Supplementary Video 6. Whole-well immunodetection of mitotic hESC-derived
ECs in the presence of TGFβ inhibition. Human VPr-GFP EBs were sequentially
stimulated by cytokines and SB431542. ECs were isolated by FACS at day 14,
seeded at a density of 1500 cells per well of a 24 well dish, and then cultured for an additional 5 days in FGF2 and VEGFA with 10μM SB431542. One well was stained with VE-cadherin and phospho-HistoneH3 and scanned using mosaic tiles. Phospho-HistoneH3 positive cells are shown in red and outlined in white. VEcadherin positive cells are shown in green. Nuclear counterstain is shown in blue. Note more than 98% of the cells are ECs expressing VE-cadherin.

Supplementary Video 7. Whole-well immunodetection of non-endothelial cell
types that emerge from hESC-derived ECs in the absence of TGFβ inhibition.
Human VPr-GFP EBs were sequentially stimulated by cytokines and SB431542.
ECs were isolated by FACS at day 14, seeded at a density of 1500 cells per well of a 24 well dish, and then cultured for an additional 5 days in FGF2 and VEGFA without SB431542. One well was stained with VE-cadherin and α-smooth muscle actin and scanned using mosaic tiles. Smooth muscle actin positive cells are shown in red. VE-cadherin positive cells are shown in green. Nuclear counterstain is shown in blue. Note the profound decrease in the number of VE-cadherin+ ECs.
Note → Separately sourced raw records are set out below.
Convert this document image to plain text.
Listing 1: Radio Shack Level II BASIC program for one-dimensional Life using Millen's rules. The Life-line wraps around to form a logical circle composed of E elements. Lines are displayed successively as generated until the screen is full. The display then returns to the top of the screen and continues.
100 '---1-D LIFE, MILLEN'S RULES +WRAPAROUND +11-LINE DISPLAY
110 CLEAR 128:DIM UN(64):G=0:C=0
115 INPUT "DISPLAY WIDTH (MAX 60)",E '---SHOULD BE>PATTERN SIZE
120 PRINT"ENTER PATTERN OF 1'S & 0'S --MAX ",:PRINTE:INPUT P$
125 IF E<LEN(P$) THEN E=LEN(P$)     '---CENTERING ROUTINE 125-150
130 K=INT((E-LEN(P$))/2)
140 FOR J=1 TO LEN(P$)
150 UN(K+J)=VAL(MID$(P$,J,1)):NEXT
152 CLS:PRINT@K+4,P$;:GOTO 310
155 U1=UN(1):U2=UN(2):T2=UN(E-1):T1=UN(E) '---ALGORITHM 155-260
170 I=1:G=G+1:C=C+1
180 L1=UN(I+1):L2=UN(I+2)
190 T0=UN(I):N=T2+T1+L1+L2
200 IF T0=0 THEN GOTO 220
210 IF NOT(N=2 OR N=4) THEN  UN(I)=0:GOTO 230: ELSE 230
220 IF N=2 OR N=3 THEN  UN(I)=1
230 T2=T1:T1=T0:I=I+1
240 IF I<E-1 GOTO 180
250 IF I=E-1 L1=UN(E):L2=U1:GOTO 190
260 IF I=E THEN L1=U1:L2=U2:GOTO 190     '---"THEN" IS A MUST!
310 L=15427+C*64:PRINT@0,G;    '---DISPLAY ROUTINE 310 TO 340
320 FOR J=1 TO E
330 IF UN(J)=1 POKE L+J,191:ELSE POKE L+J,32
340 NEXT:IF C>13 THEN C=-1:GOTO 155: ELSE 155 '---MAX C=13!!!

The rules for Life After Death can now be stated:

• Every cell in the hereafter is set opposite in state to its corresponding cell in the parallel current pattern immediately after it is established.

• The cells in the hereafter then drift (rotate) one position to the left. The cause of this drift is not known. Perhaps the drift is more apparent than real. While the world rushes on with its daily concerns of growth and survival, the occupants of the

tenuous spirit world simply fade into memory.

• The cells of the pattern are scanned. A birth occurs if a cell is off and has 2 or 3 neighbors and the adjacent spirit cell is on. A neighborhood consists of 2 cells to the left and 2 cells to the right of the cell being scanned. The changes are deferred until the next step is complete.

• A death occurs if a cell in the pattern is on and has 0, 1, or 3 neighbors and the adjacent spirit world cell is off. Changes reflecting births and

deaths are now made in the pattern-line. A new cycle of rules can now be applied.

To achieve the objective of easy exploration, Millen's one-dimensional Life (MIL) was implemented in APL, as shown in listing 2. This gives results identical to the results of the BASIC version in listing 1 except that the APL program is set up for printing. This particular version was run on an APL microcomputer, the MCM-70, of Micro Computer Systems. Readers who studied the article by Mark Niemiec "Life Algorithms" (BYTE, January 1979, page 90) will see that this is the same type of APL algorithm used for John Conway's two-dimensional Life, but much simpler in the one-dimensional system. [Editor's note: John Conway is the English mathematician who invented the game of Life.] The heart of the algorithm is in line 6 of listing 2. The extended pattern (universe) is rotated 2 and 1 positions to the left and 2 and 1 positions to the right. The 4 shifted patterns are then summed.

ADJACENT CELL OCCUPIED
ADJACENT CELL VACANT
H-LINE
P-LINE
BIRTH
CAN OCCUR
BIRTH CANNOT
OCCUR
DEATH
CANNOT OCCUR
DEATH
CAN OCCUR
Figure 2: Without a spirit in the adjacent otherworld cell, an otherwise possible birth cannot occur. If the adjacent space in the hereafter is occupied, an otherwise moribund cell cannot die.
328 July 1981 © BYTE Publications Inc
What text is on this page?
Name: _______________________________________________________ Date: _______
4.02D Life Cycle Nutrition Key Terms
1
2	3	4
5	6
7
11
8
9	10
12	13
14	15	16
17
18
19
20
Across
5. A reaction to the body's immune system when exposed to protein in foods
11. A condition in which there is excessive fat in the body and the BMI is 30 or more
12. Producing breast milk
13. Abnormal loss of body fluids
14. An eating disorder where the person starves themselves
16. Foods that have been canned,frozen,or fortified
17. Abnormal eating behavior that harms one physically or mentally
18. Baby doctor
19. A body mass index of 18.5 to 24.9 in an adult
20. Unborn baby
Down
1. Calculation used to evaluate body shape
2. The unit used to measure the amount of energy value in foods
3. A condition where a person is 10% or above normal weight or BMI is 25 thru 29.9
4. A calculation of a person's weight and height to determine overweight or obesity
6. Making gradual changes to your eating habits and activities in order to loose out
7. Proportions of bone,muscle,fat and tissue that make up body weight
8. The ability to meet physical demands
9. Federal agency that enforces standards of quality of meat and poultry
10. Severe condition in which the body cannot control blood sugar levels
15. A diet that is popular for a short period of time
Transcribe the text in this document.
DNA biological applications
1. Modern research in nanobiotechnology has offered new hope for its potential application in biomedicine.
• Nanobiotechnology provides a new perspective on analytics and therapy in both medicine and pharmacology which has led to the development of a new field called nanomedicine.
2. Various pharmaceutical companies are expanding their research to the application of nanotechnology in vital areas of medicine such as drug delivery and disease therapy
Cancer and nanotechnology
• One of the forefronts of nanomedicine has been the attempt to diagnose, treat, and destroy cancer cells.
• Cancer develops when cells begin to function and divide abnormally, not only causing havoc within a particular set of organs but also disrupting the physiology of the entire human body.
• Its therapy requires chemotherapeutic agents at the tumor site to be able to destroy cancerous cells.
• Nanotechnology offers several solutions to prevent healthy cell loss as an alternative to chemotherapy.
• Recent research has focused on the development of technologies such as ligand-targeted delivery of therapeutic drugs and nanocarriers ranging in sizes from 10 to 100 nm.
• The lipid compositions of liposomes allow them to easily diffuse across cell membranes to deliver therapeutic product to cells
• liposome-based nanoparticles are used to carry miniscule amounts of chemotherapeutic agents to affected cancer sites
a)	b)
Supplementary Video 8. Human ESC-derived ECs cultured in the presence of
TGFβ inhibitor form functional vessels in vivo. Human VPr-GFP+ cells were
isolated by FACS at day 14 and expanded in monolayer culture and injected in a MatrigelTM plug into immunodeficient mice followed by excision after 10 days after intravital labeling of functional vasculature by GIB4 and UEA lectins. Human VPr-GFP is shown in green; Griffonia simplificolia IB4 lectin is shown in blue; and Ulex europus agglutinin is shown in red.

Supplementary Video 9. Human ESC-derived ECs cultured in the presence of
TGFβ inhibitor form functional vessels in vivo. Human VPr-GFP+ cells were
isolated by FACS at day 14 and expanded in monolayer culture and injected in a MatrigelTM plug into immunodeficient mice followed by excision after 10 days after intravital labeling of functional vasculature by GIB4 lectin. Human VPr-GFP is shown in green; Griffonia simplificolia IB4 lectin is shown in blue.